If you pass a permanent magnet by a coil, then take the output from the coil rectify it and charge a capacitor, the capacitor will charge to a particular voltage. That's your baseline.
Now you introduce coil shorting into the exact same system. You short the coil at the peak of its voltage. You will now see the capacitor voltage climb quite a bit higher than it did without the coil shorting.
What Erfinder proved to me is that this excess voltage in the capacitor above the baseline you first found is all for free. As long as you do not discharge the capacitor below that baseline voltage, it's pure free energy. The machine will never see an increase in load as long as you keep that capacitor charged above the baseline.
Okay, so you might say then, well, you have it all solved, you have free energy. Not quite, because it still takes work to move the magnet past the coil, but there are things you can do to minimize this amount of work. One way is to remove any core from the coil. That reduces the drag considerably. The other thing is the timing of the coil short. If you do it at the correct timing, the shorted coil actually assists the movement between the magnet and the coil.
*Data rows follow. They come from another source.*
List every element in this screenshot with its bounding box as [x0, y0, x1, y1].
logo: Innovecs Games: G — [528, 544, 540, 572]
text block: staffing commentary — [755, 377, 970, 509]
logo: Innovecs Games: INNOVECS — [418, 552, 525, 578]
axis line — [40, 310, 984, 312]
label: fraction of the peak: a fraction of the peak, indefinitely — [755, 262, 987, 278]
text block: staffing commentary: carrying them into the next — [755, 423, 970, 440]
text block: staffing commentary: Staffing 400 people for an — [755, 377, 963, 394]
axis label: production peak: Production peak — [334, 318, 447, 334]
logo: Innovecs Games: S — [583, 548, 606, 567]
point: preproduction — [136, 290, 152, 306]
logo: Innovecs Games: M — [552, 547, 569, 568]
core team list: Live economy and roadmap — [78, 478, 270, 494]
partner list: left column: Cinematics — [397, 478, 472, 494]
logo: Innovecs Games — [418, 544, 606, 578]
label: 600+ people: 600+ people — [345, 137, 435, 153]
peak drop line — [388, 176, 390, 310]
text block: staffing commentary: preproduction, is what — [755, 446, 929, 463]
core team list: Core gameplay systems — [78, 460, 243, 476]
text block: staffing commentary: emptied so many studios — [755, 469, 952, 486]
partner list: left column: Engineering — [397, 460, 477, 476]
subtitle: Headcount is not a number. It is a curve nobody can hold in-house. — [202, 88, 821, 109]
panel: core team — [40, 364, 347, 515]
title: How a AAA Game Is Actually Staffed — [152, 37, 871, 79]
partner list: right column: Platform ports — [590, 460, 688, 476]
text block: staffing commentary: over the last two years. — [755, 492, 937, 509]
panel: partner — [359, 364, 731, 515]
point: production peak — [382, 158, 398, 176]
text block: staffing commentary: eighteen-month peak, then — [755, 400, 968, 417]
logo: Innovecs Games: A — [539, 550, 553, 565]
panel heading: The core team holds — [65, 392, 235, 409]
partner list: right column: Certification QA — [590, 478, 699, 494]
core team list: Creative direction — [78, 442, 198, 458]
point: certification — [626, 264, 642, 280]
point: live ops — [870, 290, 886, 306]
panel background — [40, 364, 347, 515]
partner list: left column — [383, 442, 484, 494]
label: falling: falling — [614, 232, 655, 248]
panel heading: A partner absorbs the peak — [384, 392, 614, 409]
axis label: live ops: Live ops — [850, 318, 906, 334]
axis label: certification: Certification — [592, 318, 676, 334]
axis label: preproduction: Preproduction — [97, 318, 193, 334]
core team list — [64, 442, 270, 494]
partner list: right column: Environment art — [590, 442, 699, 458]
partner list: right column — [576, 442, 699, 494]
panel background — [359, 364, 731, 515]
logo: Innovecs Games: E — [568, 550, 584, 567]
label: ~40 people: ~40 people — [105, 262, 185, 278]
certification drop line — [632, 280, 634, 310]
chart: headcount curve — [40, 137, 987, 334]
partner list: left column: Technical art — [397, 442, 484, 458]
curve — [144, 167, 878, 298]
I haven't seen the final numbers, but from all indications, these "tricks" are things that should help us understand what we need to do with this Radiant Box device. Erfinder told me in a Skype chat the other day that he burned up his last good motor/generator. He said that we need to understand the three types of energy storage and manage them properly or the machine will always end up tearing itself apart. He also said that Jim Murray is the only other person he knows that understands this concept.